The same thing happens with binary.



回答4:

The discussions in other replies are great and so I won't repeat any of them, but there's no code. Here's a little bit of code to actually check if a pair of floats gives exactly 1.0 when multiplied.

The code makes a few assumptions/assertions (which are normally met on the x86 platform):
- float's are 32-bit binary (AKA single precision) IEEE-754
- either int's or long's are 32-bit (I decided not to rely on the availability of uint32_t)
- memcpy() copies floats to ints/longs such that 8873283.0f becomes 0x4B076543 (i.e. certain "endianness" is expected)

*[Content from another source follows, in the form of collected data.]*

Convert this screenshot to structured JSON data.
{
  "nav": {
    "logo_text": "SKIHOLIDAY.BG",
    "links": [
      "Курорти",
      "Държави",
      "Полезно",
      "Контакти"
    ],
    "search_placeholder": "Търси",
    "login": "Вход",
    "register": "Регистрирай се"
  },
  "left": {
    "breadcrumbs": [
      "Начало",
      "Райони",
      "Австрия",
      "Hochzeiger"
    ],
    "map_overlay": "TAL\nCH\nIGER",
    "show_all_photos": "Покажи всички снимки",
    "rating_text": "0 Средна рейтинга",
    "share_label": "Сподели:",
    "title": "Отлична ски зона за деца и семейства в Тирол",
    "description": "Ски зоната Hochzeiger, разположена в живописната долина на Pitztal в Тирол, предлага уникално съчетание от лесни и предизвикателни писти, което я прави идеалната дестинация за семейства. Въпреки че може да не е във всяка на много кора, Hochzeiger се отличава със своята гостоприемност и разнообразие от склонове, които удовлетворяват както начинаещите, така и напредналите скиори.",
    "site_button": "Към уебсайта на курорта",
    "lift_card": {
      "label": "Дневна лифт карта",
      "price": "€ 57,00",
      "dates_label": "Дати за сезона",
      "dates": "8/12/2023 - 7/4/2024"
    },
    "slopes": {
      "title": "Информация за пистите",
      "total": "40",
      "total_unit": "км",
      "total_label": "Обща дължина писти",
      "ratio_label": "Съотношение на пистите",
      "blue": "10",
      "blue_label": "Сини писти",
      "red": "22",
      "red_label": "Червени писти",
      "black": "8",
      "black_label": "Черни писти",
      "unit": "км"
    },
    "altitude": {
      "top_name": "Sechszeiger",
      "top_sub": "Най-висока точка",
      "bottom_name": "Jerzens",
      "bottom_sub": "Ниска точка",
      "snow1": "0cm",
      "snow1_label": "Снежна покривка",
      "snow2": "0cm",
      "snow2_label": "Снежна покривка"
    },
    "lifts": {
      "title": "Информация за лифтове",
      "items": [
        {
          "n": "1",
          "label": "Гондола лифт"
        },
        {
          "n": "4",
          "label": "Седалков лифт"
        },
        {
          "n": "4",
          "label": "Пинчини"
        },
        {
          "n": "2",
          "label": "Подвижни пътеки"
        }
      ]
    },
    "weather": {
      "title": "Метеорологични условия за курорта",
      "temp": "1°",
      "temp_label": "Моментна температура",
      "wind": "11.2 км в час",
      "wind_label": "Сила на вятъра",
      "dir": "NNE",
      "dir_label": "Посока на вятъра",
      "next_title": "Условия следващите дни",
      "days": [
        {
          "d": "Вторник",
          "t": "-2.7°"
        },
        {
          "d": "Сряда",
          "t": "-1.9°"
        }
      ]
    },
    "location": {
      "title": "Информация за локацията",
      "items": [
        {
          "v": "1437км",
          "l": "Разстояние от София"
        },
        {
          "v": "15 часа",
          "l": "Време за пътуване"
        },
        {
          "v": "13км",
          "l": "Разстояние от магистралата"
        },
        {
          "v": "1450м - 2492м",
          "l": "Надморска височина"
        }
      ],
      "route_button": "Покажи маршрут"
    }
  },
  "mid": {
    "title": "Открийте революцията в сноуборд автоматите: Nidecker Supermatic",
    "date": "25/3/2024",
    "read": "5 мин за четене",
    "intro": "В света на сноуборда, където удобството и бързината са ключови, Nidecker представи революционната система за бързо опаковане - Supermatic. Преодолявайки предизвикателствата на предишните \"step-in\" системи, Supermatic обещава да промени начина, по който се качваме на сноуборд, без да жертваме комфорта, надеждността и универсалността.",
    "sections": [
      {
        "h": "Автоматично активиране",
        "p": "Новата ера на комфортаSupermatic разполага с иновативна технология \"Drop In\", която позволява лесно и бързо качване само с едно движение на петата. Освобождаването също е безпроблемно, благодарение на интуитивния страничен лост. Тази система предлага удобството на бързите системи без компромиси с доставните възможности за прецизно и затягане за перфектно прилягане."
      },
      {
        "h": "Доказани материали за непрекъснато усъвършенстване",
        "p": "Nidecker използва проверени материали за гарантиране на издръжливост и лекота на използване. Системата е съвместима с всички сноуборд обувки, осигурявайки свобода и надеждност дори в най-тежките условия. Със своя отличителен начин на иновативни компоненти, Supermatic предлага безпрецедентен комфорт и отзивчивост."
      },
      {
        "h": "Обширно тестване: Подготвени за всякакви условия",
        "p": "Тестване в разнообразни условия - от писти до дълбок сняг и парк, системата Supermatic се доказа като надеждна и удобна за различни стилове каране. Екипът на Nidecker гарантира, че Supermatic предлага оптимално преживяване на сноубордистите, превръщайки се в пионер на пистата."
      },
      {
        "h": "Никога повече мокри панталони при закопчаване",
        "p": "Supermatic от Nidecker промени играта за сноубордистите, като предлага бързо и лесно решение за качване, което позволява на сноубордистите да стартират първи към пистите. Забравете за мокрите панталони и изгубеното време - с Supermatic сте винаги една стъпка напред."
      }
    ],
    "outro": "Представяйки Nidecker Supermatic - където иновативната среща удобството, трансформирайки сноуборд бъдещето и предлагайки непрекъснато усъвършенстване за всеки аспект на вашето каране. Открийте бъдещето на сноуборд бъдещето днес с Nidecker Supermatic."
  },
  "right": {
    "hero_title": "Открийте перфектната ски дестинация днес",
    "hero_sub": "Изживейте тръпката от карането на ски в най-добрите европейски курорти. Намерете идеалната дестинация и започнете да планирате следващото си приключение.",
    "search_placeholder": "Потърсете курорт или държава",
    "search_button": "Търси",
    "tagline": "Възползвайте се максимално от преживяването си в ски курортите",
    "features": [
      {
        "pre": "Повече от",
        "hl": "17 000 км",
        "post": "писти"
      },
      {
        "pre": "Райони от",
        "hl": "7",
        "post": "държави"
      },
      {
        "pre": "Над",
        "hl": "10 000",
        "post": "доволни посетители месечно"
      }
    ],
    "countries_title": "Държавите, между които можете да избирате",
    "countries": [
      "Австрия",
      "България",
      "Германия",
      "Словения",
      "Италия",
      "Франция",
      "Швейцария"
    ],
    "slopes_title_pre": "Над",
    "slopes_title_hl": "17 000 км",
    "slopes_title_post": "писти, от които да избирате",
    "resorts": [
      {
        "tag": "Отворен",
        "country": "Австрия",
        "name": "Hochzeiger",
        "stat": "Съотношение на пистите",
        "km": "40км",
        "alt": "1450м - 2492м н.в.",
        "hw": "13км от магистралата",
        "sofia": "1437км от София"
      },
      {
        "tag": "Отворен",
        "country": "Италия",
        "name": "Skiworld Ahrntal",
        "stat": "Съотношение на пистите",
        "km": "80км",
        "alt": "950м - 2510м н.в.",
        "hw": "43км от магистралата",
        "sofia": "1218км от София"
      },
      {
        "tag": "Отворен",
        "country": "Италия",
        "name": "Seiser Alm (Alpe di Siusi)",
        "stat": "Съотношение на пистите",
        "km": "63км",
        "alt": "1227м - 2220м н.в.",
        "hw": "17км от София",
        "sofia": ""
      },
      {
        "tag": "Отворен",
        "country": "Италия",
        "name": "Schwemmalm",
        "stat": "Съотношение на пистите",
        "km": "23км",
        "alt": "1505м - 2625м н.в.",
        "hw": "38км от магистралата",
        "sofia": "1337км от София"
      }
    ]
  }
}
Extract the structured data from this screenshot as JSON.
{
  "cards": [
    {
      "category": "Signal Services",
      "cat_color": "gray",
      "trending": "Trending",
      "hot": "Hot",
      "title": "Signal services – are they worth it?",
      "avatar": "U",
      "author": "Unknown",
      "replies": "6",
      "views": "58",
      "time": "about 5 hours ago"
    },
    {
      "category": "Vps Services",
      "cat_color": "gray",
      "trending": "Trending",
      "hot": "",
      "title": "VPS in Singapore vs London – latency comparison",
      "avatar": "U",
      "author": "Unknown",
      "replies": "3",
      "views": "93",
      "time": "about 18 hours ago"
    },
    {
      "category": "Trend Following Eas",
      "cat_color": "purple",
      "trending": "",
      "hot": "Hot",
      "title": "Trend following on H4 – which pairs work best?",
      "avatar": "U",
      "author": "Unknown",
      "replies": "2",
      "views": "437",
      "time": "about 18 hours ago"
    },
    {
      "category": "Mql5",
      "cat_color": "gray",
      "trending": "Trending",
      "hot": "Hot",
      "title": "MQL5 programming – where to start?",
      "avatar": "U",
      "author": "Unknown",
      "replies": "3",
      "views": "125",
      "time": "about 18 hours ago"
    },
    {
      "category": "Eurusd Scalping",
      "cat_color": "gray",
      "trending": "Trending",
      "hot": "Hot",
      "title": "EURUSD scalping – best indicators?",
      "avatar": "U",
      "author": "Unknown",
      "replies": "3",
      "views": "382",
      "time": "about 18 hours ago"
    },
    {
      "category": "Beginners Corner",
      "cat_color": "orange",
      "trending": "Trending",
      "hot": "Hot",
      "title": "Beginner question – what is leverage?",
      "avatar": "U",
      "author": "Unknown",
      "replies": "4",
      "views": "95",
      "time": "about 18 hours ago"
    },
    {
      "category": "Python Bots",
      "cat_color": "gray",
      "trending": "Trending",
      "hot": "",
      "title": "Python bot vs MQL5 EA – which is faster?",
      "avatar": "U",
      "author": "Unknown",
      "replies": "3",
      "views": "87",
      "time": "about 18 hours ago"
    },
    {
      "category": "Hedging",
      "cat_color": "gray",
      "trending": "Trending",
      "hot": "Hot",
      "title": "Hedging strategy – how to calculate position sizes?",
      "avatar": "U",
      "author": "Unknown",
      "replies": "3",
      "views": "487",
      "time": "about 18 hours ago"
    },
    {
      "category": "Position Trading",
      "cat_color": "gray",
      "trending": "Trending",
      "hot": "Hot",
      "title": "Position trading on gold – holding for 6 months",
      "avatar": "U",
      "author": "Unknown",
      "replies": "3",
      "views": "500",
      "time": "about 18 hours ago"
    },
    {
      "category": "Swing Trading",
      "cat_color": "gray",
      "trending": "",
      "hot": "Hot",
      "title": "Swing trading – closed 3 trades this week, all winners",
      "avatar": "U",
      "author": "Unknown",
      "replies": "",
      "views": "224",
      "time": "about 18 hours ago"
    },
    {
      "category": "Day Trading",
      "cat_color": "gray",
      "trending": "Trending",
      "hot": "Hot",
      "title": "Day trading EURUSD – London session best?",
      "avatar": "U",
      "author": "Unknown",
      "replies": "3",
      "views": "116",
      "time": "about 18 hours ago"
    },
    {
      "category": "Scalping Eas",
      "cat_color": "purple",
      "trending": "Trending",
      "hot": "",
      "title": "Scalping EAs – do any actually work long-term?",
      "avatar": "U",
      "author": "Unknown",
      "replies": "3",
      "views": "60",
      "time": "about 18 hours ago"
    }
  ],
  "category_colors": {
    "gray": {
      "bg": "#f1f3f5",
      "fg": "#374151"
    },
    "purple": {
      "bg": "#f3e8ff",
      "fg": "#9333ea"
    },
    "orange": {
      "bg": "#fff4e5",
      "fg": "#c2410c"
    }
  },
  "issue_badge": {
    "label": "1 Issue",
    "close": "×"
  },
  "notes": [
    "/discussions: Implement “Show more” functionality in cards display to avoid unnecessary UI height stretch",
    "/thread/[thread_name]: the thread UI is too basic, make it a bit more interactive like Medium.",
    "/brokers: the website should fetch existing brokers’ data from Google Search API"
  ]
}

One extra assumption is this:
- it receives the actual floats that * would multiply (i.e. multiplication of floats wouldn't use higher precision values that the math hardware/library can use internally)

#include <stdio.h>
#include <string.h>
#include <limits.h>
#include <assert.h>

#define C_ASSERT(expr) extern char CAssertExtern[(expr)?1:-1]

#if UINT_MAX >= 0xFFFFFFFF
typedef unsigned int uint32;
#else
typedef unsigned long uint32;
#endif
typedef unsigned long long uint64;

C_ASSERT(CHAR_BIT == 8);
C_ASSERT(sizeof(uint32) == 4);
C_ASSERT(sizeof(float) == 4);

int ProductIsOne(float f1, float f2)
{
  uint32 m1, m2;
  int e1, e2, s1, s2;
  int e;
  uint64 m;

  // Make sure floats are 32-bit IEE754 and
  // reinterpreted as integers as we expect
  {
    static const float testf = 8873283.0f;
    uint32 testi;
    memcpy(&testi, &testf, sizeof(testf));
    assert(testi == 0x4B076543);
  }

  memcpy(&m1, &f1, sizeof(f1));
  s1 = m1 >= 0x80000000;
  m1 &= 0x7FFFFFFF;
  e1 = m1 >> 23;
  m1 &= 0x7FFFFF;
  if (e1 > 0) m1 |= 0x800000;

  memcpy(&m2, &f2, sizeof(f2));
  s2 = m2 >= 0x80000000;
  m2 &= 0x7FFFFFFF;
  e2 = m2 >> 23;
  m2 &= 0x7FFFFF;
  if (e2 > 0) m2 |= 0x800000;

  if (e1 == 0xFF || e2 == 0xFF || s1 != s2) // Inf, NaN, different signs
    return 0;

  m = (uint64)m1 * m2;

  if (!m || (m & (m - 1))) // not a power of 2
    return 0;

  e = e1 + !e1 - 0x7F - 23 + e2 + !e2 - 0x7F - 23;
  while (m > 1) m >>= 1, e++;

  return e == 0;
}

const float testData[][2] =
{
  { .1f, 10.0f },
  { 0.5f, 2.0f },
  { 0.25f, 2.0f },
  { 4.0f, 0.25f },
  { 0.33333333f, 3.0f },
  { 0.00000762939453125f, 131072.0f }, // 2^-17 * 2^17
  { 1.26765060022822940E30f, 7.88860905221011805E-31f }, // 2^100 * 2^-100
  { 5.87747175411143754E-39f, 1.70141183460469232E38f }, // 2^-127 (denormalized) * 2^127
};

int main(void)
{
  int i;
  for (i = 0; i < sizeof(testData) / sizeof(testData[0]); i++)
    printf("%g * %g %c= 1\n",
           testData[i][0], testData[i][1],
           "!="[ProductIsOne(testData[i][0], testData[i][1])]);
  return 0;
}

Output (see at ideone.com):

0.1 * 10 != 1
0.5 * 2 == 1
0.25 * 2 != 1
4 * 0.25 == 1
0.333333 * 3 != 1
7.62939e-06 * 131072 == 1
1.26765e+30 * 7.88861e-31 == 1
5.87747e-39 * 1.70141e+38 == 1


回答5:

What is striking is that whatever the rounding rule is, you expect the outcome of the two versions to be the same (either twice wrong or twice right)!

Most probably, in the first case a promotion to higher accuracy in the FPU registers takes place when evaluating x==1/y, whereas z= 1/y really stores the single-precision result.

Other contributors have explaine why 5==1/0.2 can fail, I needn't repeat that.